La Capitanía de Puerto de Punta Delgada también sufrió los embates del temporal; las corrientes y mareas llevaron a la varada de la barcaza Yagana, además de afectar la infraestructura de conectividad con Tierra del Fuego. Los fuertes mares destruyeron parte del histórico faro Punta Delgada, que, a pesar de todo, continuó guiando a los navegantes que aún se encontraban en la área.

En Puerto Natales, la Autoridad Marítima también recibió reportes de las difíciles condiciones que afectaban a las lanchas pesqueras, mientras que tenían que superar las intransitables condiciones de nieve acumulada en la ciudad, informando sobre las necesidades y situaciones en la provincia de Última Esperanza.

Mónica Pincón, encargada de recaudaciones de la Capitanía de Puerto de Puerto Natales, recuerda que “la cantidad de nieve acumulada hacía imposible la circulación de vehículos y personas; con el paso de los días nos dimos cuenta de que estábamos completamente aislados; cada uno tenía que abrirse paso en medio de la nieve.”

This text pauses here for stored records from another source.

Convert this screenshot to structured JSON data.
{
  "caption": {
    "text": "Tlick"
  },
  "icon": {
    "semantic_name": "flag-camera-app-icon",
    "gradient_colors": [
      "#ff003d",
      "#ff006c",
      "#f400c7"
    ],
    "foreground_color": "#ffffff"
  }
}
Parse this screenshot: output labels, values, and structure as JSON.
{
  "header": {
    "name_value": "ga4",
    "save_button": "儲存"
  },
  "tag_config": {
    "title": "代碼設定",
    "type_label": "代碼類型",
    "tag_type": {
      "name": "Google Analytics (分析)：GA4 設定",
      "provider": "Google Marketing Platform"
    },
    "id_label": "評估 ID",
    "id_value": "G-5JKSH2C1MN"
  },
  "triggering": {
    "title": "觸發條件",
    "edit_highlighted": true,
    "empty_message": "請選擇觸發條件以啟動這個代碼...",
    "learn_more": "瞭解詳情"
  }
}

Pincón añade que “en ese momento éramos un equipo reducido en la Capitanía; fue extremadamente complicado, pero continuamos atendiendo a los usuarios marítimos a pesar de que la actividad se paralizó; la llegada de las barcazas de la Armada con ayuda era maravillosa, un orgullo ver cómo la Armada ayudaba a Puerto Natales, ya que nuestra única conexión era por el mar,” agregando que “fue el invierno más duro que viví.”

Compromiso y ejemplo de servicio a la Patria

El aporte de la Armada de Chile a los diferentes estamentos de las Fuerzas Armadas y de Orden, así como la colaboración con otros organismos gubernamentales, se hizo evidente a través del despliegue continuo de recursos y medios.

Esta labor incluyó apoyo en zonas aisladas por la nieve, patrullajes aéreos y navales constantes para evaluar la magnitud de la catástrofe, transporte de autoridades y suministros, además del rescate de personas incomunicadas, entre otras acciones.

Treinta años después de estos acontecimientos, muchas historias han perdurado en el relato familiar, transmitiéndose a través de las generaciones mientras se recuerda la fuerza de la naturaleza en el sur del país.

El personal naval, al igual que sus colegas de otras instituciones del país, reafirmó una vez más su compromiso y ejemplo de servicio a la Patria, encarnando el mismo espíritu que ha guiado a la Armada de Chile a lo largo de más de dos siglos de historia.